The song begins with a piercing siren-like call, not unlike a warning signal from some rusted-out satellite, before launching into a head-on collision of distorted, sliding riffs and tightly wound drums. The guitars, stripped of frets and full of raw unpredictability, slither and scream across the mix like electrical wires snapping loose. You can hear the danger in every bend. The genre lines are obliterated, one minute you’re in a pit of sludge, the next you’re lifted by a melody that could have emerged from a lost punk gospel. It’s hardcore punk swallowed by post-metal, laced with the twitch of nu-metal and the weight of stoner doom.
Vocals here aren’t sung, they’re delivered like warnings from the edge of belief, equal parts curse, chant, and confession. Inspired by the ancient Alexamenos graffito, an image mocking a Christian devotee, the song speaks across time, pointing its finger not just at the absurdity of faith, but also at the absence left behind when belief crumbles. There’s sorrow and irony interlaced, but not a drop of indifference. Tritonic doesn’t preach; they challenge. They provoke.
What makes “Alexamenos!” land so hard is its duality: it’s raw but composed, ritualistic yet feral. Every screech of guitar and guttural shout is soaked in intent. The production captures every sonic splinter while keeping things gritty and alive. There’s a sense that the band is summoning something rather than simply performing, a noise seance in which the past, present, and unknown collapse into each other.
This track doesn’t flow. It jerks, convulses, breaks open, and reforms. There’s no comfort zone, no melodic plateau to rest in. The rhythm section grinds forward with the force of machinery in revolt, while the guitars sharp, sour, and searching, tear through any illusion of order. It’s chaos sculpted into something resembling ritual.

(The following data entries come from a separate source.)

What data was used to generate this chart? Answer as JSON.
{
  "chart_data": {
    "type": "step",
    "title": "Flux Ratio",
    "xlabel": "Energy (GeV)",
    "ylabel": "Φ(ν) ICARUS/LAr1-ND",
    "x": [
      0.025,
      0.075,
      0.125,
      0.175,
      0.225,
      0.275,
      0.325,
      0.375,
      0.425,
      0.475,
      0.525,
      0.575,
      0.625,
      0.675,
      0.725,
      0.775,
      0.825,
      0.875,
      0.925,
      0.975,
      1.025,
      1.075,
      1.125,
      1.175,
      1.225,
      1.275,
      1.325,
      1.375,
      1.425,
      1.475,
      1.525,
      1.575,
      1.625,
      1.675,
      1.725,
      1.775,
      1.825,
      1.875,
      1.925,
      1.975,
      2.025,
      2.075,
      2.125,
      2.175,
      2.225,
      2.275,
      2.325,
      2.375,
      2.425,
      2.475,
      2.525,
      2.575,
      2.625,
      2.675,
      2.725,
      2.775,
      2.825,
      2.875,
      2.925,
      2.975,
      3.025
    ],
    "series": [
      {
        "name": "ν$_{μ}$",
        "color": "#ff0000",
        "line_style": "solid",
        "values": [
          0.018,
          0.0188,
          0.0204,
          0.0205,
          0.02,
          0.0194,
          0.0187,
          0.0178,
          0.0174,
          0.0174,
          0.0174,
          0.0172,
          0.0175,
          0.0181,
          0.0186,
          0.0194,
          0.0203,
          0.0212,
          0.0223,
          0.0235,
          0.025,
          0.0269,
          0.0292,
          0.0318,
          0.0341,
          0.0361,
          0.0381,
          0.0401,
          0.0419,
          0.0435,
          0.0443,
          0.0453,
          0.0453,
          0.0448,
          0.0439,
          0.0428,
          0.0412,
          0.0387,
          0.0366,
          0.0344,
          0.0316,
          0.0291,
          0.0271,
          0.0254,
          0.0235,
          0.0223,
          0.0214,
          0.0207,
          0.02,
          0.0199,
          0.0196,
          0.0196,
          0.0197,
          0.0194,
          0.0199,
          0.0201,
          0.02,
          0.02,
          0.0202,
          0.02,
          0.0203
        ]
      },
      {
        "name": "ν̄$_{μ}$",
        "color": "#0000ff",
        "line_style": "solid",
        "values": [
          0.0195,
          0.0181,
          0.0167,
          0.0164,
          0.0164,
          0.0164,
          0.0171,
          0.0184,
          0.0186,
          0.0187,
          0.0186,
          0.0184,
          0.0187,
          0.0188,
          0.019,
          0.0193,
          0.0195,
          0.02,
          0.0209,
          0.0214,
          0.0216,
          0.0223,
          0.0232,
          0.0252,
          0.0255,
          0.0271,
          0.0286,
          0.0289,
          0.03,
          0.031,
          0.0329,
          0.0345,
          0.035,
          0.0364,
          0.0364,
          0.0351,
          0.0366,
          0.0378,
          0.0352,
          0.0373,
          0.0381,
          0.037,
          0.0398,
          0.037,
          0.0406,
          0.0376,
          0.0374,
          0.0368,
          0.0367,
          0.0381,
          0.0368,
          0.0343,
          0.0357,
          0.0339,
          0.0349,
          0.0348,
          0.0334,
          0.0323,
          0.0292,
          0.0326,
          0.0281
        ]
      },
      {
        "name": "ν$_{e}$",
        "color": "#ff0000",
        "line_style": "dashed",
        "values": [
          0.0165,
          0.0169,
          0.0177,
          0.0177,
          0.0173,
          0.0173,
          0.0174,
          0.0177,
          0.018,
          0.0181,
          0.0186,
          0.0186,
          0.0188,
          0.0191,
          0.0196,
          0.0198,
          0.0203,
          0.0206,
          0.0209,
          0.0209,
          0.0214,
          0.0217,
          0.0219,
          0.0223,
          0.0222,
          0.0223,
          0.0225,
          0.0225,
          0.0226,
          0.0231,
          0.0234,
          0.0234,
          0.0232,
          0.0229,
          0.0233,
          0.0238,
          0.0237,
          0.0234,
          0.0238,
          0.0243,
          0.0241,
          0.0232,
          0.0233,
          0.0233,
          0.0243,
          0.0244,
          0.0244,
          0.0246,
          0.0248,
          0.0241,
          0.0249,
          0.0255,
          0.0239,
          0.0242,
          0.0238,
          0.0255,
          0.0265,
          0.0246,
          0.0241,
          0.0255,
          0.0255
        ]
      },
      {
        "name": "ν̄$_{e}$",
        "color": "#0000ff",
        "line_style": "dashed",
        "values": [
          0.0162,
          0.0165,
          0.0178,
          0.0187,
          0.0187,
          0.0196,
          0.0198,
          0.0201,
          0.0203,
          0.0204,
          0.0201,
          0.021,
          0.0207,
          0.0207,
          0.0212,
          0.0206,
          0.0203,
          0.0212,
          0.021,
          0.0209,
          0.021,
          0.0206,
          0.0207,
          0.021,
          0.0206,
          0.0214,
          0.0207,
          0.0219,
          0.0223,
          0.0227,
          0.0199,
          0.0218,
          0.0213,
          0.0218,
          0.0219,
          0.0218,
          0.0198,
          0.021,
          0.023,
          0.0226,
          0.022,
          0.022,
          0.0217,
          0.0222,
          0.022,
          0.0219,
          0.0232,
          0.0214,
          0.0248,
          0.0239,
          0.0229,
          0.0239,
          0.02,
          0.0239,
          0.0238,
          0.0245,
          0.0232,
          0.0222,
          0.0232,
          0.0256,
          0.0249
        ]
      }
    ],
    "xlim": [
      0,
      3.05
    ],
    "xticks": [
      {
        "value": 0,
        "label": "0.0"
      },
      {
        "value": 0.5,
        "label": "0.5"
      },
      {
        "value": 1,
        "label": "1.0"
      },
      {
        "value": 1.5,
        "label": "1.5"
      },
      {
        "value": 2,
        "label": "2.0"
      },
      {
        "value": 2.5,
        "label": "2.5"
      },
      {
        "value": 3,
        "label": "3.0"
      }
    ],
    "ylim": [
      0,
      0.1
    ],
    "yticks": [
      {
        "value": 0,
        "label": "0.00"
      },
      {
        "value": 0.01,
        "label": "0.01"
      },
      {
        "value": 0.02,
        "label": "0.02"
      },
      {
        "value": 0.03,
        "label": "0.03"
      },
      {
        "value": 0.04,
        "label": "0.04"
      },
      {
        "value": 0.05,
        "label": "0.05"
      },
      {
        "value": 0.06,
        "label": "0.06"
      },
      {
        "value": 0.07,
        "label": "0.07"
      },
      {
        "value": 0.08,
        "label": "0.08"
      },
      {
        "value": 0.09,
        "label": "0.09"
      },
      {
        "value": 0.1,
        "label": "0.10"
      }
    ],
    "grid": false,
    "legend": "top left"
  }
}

Tritonic’s upcoming album Bend the Arc! is looming on the horizon, and if Alexamenos! is any indication, this is not gonna be just an album, it sure gonna be a reckoning. With the full project to be only available on wax-dipped cassette, Tritonic is drawing a line in the sand: you’re either in or you’re not. Passive consumption is out; active engagement is the price of entry!
In Alexamenos!, Tritonic has found a new form, not genre, but gesture. A strike against complacency, a sound that digs into the philosophical and theological sediment of our time and drills until it hits something buried, something real. You don’t just hear this song. You confront it; and once you do, you don’t walk away unchanged!